Cong Li

Posted on Nov 11

GBASE数据库 | GBase 8c System Tuning Reference Guide

#database

Among the GBase database (GBase数据库) product series, GBase 8c is a multi-model, distributed transactional database. This article provides operational guidance for users and developers and is a reference guide for GBase 8c system tuning.

System tuning involves optimizing both the operating system and database levels to make better use of machine resources like CPU, memory, I/O, and network, avoid resource conflicts, and enhance the overall system's query throughput.
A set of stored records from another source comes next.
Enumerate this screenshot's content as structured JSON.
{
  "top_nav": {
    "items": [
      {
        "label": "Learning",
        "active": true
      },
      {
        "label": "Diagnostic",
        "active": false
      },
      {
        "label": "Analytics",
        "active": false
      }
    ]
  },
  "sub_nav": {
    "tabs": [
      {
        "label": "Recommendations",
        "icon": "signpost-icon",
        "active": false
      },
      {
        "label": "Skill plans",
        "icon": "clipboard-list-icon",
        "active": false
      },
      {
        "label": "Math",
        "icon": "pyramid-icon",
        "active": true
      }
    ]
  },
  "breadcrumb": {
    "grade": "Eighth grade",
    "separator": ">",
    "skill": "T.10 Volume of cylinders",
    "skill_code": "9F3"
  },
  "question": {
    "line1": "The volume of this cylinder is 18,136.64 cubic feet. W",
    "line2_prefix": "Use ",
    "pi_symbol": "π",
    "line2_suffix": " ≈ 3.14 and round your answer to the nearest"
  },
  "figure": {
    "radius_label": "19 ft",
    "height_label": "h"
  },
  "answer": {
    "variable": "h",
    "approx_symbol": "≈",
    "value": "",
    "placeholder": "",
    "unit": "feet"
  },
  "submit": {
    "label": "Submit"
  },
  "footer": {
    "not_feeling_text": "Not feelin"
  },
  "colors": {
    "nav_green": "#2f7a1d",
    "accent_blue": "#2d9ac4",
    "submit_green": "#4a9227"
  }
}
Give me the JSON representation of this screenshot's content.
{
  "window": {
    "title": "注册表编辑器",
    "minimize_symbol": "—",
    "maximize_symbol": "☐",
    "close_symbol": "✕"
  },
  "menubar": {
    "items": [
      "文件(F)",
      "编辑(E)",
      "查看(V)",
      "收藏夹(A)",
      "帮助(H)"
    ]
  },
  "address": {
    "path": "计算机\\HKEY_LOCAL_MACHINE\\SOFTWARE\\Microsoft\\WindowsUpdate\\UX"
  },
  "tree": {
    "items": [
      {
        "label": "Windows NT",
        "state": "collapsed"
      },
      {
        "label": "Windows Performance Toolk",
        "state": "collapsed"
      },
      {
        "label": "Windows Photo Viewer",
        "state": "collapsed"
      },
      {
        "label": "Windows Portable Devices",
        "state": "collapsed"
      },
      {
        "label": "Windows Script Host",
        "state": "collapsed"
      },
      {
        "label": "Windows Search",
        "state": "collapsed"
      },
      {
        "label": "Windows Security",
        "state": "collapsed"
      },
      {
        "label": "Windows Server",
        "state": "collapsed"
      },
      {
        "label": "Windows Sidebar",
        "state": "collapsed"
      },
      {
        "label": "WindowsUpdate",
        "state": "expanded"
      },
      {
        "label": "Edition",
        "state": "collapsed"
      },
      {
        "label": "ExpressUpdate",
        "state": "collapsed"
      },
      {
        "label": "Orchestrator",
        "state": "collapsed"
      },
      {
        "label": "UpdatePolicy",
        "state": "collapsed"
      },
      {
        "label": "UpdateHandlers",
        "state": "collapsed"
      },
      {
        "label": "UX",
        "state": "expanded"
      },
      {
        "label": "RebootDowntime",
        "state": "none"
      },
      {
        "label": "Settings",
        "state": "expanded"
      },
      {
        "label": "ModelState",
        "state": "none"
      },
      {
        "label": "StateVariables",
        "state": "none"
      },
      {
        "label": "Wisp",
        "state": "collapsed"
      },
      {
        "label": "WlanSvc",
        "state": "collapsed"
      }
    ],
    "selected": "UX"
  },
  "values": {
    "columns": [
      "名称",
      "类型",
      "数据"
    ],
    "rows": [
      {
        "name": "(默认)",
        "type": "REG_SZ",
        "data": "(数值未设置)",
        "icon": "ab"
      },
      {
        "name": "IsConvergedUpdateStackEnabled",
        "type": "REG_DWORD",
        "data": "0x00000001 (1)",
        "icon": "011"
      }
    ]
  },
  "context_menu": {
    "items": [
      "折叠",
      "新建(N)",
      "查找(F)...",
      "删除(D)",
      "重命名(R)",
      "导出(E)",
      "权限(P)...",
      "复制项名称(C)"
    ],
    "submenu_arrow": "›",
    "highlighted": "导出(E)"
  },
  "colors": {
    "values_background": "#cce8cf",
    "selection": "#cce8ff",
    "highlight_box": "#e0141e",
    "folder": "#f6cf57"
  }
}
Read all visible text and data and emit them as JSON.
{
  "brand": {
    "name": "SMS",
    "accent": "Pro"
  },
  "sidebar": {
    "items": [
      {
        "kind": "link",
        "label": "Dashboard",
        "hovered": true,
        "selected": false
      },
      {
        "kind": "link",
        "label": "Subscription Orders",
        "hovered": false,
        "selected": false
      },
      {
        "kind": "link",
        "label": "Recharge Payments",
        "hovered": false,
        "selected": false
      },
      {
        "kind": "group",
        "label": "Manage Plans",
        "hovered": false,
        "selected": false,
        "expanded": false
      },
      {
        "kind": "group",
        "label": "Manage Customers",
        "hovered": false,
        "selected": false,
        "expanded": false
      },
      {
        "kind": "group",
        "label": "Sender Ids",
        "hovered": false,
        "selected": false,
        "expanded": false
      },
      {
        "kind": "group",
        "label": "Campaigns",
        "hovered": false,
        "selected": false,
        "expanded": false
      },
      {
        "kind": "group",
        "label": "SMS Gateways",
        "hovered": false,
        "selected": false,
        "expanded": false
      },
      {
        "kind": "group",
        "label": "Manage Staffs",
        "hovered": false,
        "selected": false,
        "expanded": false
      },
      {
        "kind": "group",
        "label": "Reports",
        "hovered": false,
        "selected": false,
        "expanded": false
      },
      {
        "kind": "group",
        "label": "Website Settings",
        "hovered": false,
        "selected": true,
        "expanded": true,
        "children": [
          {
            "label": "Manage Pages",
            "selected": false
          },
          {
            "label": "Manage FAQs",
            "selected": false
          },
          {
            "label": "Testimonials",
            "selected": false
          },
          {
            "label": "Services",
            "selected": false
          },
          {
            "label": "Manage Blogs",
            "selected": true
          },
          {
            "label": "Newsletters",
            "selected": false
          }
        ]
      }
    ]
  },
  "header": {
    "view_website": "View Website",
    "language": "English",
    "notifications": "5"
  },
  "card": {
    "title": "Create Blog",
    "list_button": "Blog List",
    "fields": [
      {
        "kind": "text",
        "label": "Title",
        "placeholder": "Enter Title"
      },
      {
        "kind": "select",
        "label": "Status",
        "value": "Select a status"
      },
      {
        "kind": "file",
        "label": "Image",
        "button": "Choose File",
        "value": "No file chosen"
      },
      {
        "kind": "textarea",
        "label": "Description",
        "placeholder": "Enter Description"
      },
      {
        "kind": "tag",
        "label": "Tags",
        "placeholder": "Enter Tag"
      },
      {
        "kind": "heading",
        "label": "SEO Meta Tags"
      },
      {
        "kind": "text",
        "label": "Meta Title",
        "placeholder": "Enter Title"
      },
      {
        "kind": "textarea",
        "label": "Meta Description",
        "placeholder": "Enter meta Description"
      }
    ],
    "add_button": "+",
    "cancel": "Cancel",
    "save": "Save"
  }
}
The following sections will cover tuning at the operating system and database levels.

1. Operating System Parameter Tuning

In performance tuning, you can adjust critical operating system (OS) configuration parameters based on actual business needs to improve GBase 8c database performance.

Prerequisites

Use gs_check to verify if the OS parameters match the recommended values. If they differ, modify them manually based on business requirements.

Memory-related Parameter Settings

Edit the sysctl.conf file to adjust memory parameters such as vm.extfrag_threshold to 1000 (recommended value). If memory parameters are not present in the file, add them manually.

vim /etc/sysctl.conf

After making changes, apply them with the following command:

sysctl -p

Network-related Parameter Settings

Configure network-related parameters in the sysctl.conf file. If these parameters are not present, add them manually.

vim /etc/sysctl.conf

After making changes, apply them with:

sysctl -p

Refer to the table below for detailed parameter descriptions.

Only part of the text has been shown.